理事長 遠藤 勝裕

独立行政法人日本学生支援機構(JASSO)は、進学率の上昇に伴う高等教育の規模の拡大、学生の多様化、国際化の進展に伴う留学生数の増加や国際交流の活発化を背景として、平成16年4月1日に、国の様々な学生支援事業を総合的に実施する中核機関として創設され、平成30年度には15年目を迎えました。皆様方のこれまでのご理解、ご支援に対し、心より感謝申し上げます。
JASSOは創設以来、国および関係機関と連携しつつ奨学金事業、留学生支援事業、学生生活支援事業の三本柱で学生支援の充実を図ってまいりました。
まず、奨学金事業については、貸与奨学金の規模が拡大し、年間の貸与者は約130万人(学生の2.7人に1人)、貸与額は約1兆円に達しており、さらに長年待望されてきた返還の必要がない給付奨学金制度を平成30年度より本格実施しております。JASSOでは、憲法および教育基本法に定める「教育の機会均等」の理念の下、意欲と能力のある者が、経済的理由により修学を断念することがないよう、今後とも取り組んでまいります。
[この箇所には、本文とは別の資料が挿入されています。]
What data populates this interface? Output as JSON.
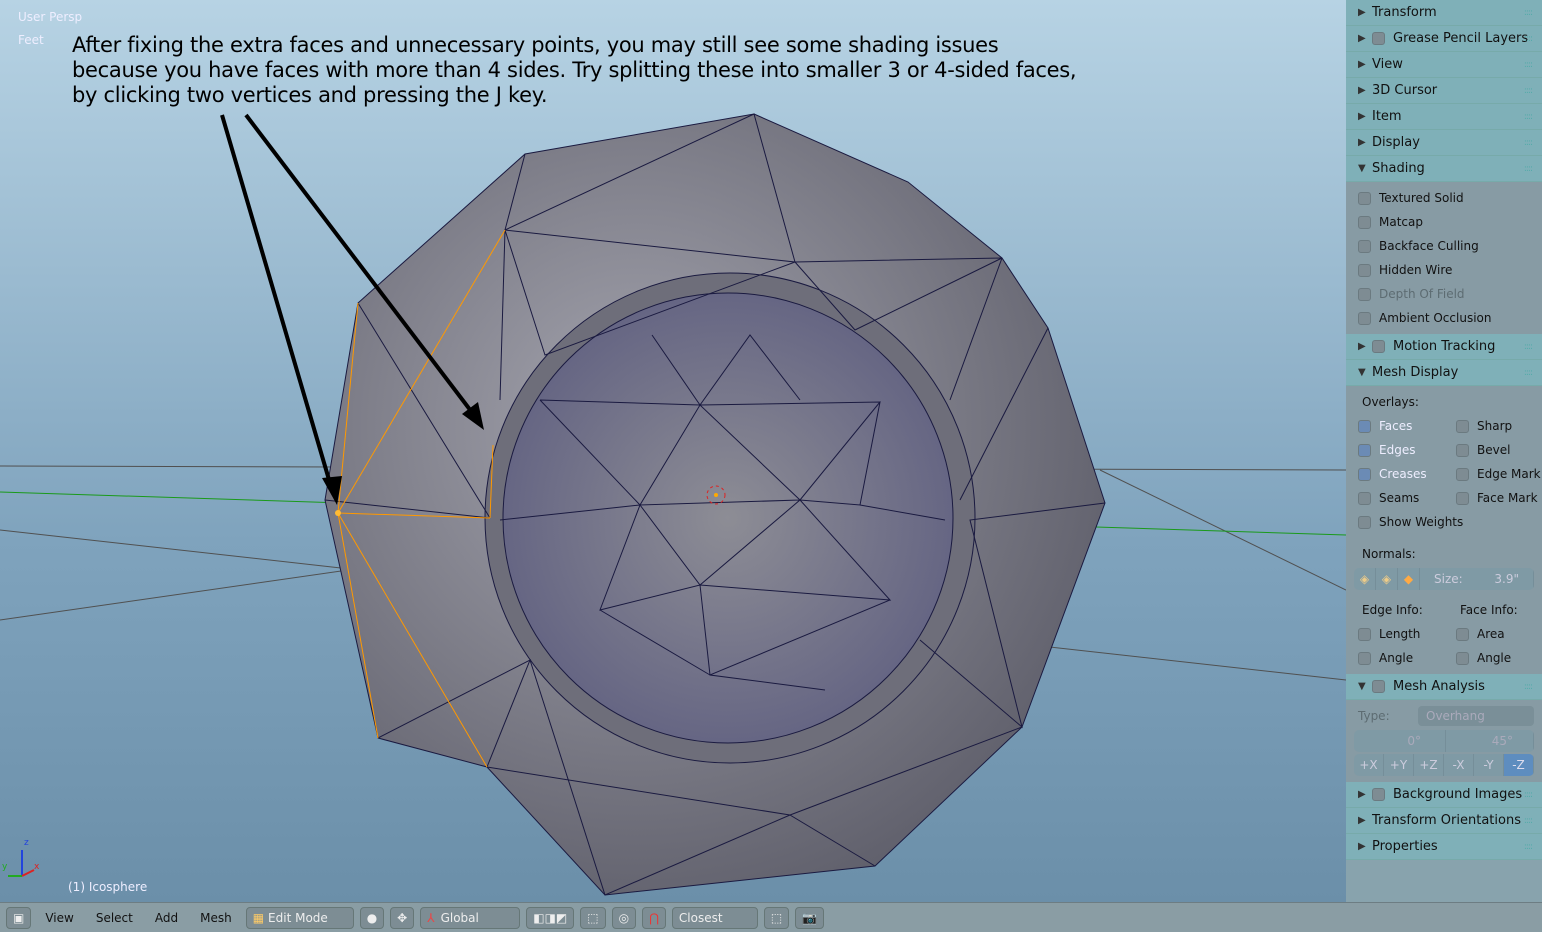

留学生支援事業については、外国人留学生の受け入れと、日本人留学生の派遣の両面から学資の支給、留学情報の提供等を行なっています。平成29年度の調査では、外国人留学生数は26.7万人、日本人留学生数は9.6万人に達しました。JASSOでは、外国人留学生を30万人に、日本人留学生を12万人にするという国の定めた目標の達成に向け、今後とも取り組んでまいります。
学生生活支援事業については、キャリア教育・就職支援、障害のある学生等への支援を中心に、現状について調査・分析しつつ、大学等における好事例の収集・提供や、教職員に対するセミナー等を行なっています。
JASSOでは、平成28年4月の障害者差別解消法の施行等を踏まえ、今後とも学生生活支援の充実に取り組んでまいります。
さらに、これらの事業を実施していくに当たっては、JASSOのSは、StudentServicesのSであることを役職員一同肝に銘じ、学生・生徒の立場に立って絶えず事業内容の改善を図るとともに、学生・生徒はもとより、保護者、学校関係者、ひいては国民に対し、より分かりやすく、丁寧に広報活動を行なってまいります。
皆様方におかれましては、今後とも、JASSOに対し格別のご支援、ご協力を賜りますよう、よろしくお願い申し上げます。